Gawker began a court-ordered auction of its business on Monday after losing a $140-million court case earlier this year involving former wrestler Hulk Hogan, who sued Gawker for invasion of privacy after it published a clip from a sex tape he made with a friend’s wife.

Although a number of media companies including Vox and Penske Media were said to be interested in bidding for Gawker, the auction only involved bids from Univision and Ziff-Davis.

The latter had an existing $90 million “stalking horse” deal to buy most of Gawker’s websites, which the two companies announced when Gawker initially filed for bankruptcy protection in June.
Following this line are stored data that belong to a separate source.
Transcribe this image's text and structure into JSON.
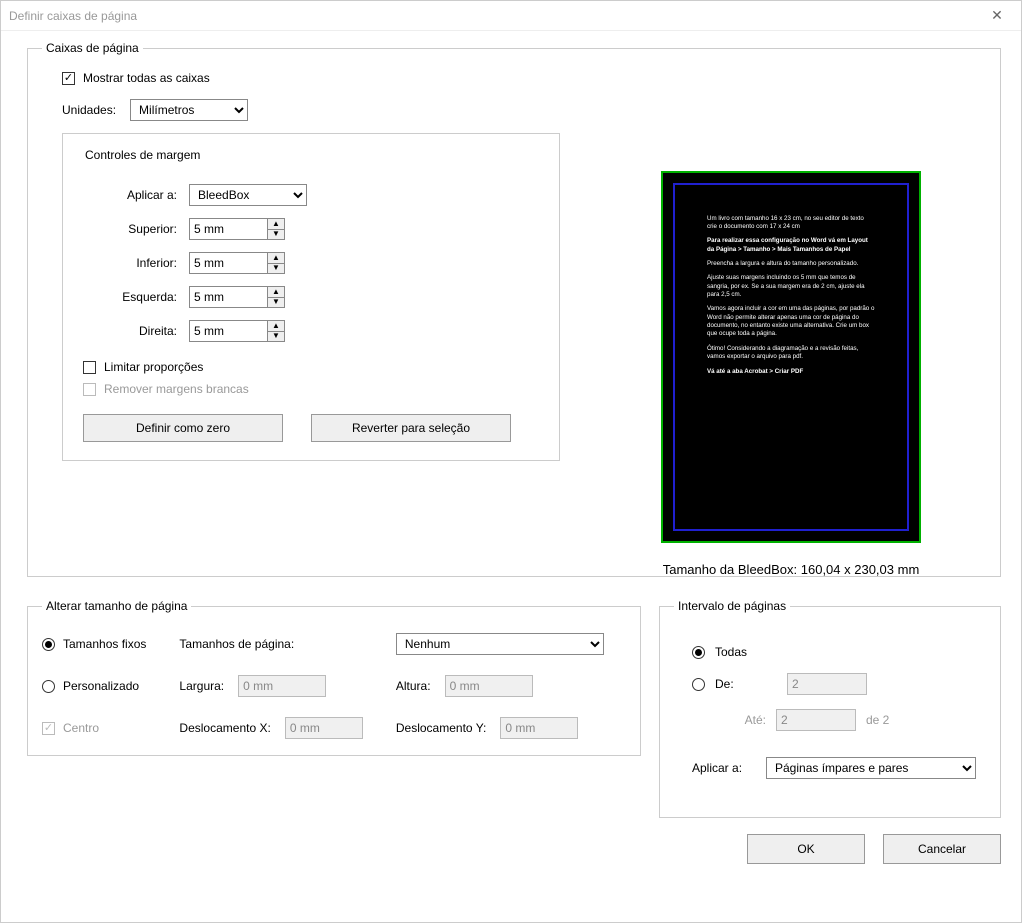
{
  "window": {
    "title": "Definir caixas de página"
  },
  "pageBoxes": {
    "legend": "Caixas de página",
    "showAllLabel": "Mostrar todas as caixas",
    "showAllChecked": true,
    "unitsLabel": "Unidades:",
    "unitsValue": "Milímetros",
    "marginControls": {
      "legend": "Controles de margem",
      "applyToLabel": "Aplicar a:",
      "applyToValue": "BleedBox",
      "top": {
        "label": "Superior:",
        "value": "5 mm"
      },
      "bottom": {
        "label": "Inferior:",
        "value": "5 mm"
      },
      "left": {
        "label": "Esquerda:",
        "value": "5 mm"
      },
      "right": {
        "label": "Direita:",
        "value": "5 mm"
      },
      "lockLabel": "Limitar proporções",
      "lockChecked": false,
      "removeWhiteLabel": "Remover margens brancas",
      "removeWhiteEnabled": false,
      "setZeroLabel": "Definir como zero",
      "revertLabel": "Reverter para seleção"
    }
  },
  "preview": {
    "caption": "Tamanho da BleedBox: 160,04 x 230,03 mm",
    "lines": [
      "Um livro com tamanho 16 x 23 cm, no seu editor de texto crie o documento com 17 x 24 cm",
      "Para realizar essa configuração no Word vá em Layout da Página > Tamanho > Mais Tamanhos de Papel",
      "Preencha a largura e altura do tamanho personalizado.",
      "Ajuste suas margens incluindo os 5 mm que temos de sangria, por ex. Se a sua margem era de 2 cm, ajuste ela para 2,5 cm.",
      "Vamos agora incluir a cor em uma das páginas, por padrão o Word não permite alterar apenas uma cor de página do documento, no entanto existe uma alternativa. Crie um box que ocupe toda a página.",
      "Ótimo! Considerando a diagramação e a revisão feitas, vamos exportar o arquivo para pdf.",
      "Vá até a aba Acrobat > Criar PDF"
    ]
  },
  "pageSize": {
    "legend": "Alterar tamanho de página",
    "fixedLabel": "Tamanhos fixos",
    "fixedSelected": true,
    "pageSizesLabel": "Tamanhos de página:",
    "pageSizesValue": "Nenhum",
    "customLabel": "Personalizado",
    "customSelected": false,
    "widthLabel": "Largura:",
    "widthValue": "0 mm",
    "heightLabel": "Altura:",
    "heightValue": "0 mm",
    "centerLabel": "Centro",
    "centerChecked": true,
    "offsetXLabel": "Deslocamento X:",
    "offsetXValue": "0 mm",
    "offsetYLabel": "Deslocamento Y:",
    "offsetYValue": "0 mm"
  },
  "pageRange": {
    "legend": "Intervalo de páginas",
    "allLabel": "Todas",
    "allSelected": true,
    "fromLabel": "De:",
    "fromSelected": false,
    "fromValue": "2",
    "toLabel": "Até:",
    "toValue": "2",
    "ofLabel": "de 2",
    "applyToLabel": "Aplicar a:",
    "applyToValue": "Páginas ímpares e pares"
  },
  "buttons": {
    "ok": "OK",
    "cancel": "Cancelar"
  }
}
But the company said that it ultimately didn’t want to pay as much as Univision did.

“Gawker Media Group has agreed this evening to sell our business and popular brands to Univision, one of America’s largest media companies,” Gawker founder Nick Denton said in an emailed statement. “I am pleased that our employees are protected and will continue their work under new ownership — disentangled from the legal campaign against the company.”

After Hogan launched his lawsuit against the company, it was revealed that PayPal founder and early Facebook investor Peter Thiel had been bankrolling the former wrestler and others who were suing Gawker, in the hope of driving the company out of business.

Thiel wrote an op-ed in the New York Times on Monday saying he was happy he had pushed the company into bankruptcy, but maintained that he is interested in protecting a free press so long as it doesn’t publish private information without permission.

Before the Hogan lawsuit, Gawker founder Nick Denton estimated the company’s market value at about $250 million. The company had revenue last year of about $50 million, according to bankruptcy documents. The money from the Univision sale will be held in escrow while Gawker appeals the original decision.

In an email to employees after the Univision deal was announced, Gawker Media president and general counsel Heather Dietrick said that she was “very happy that we’ve found the business a good home with a buyer who pushes the limits in its journalism and will allow us to continue the mission.”

Univision has been aggressively expanding beyond its Spanish-language roots for the past year or so, launching a news website called Fusion as well as acquiring web properties such as the African-American culture site The Root and the popular humor site The Onion.

Under the terms of the deal, Univision will acquire most of Gawker’s websites, including Jezebel, Gizmodo and other properties. However, the status of the main site—which originally published the Hogan video clip—remains unclear, according to a report at Gawker.

The Ziff Davis deal also included a $2.5 million breakup penalty if the deal was not completed, which is presumably included in the price Univision has agreed to pay.

Ziff Davis was also going to keep Denton on a consulting contract for two years, but a report in the Wall Street Journal says he will have no role with Univision after the sale. The company has agreed to pick up the existing Gawker Media union contract as well as the lease on its Manhattan office, which it just moved into earlier this year, according to Politico.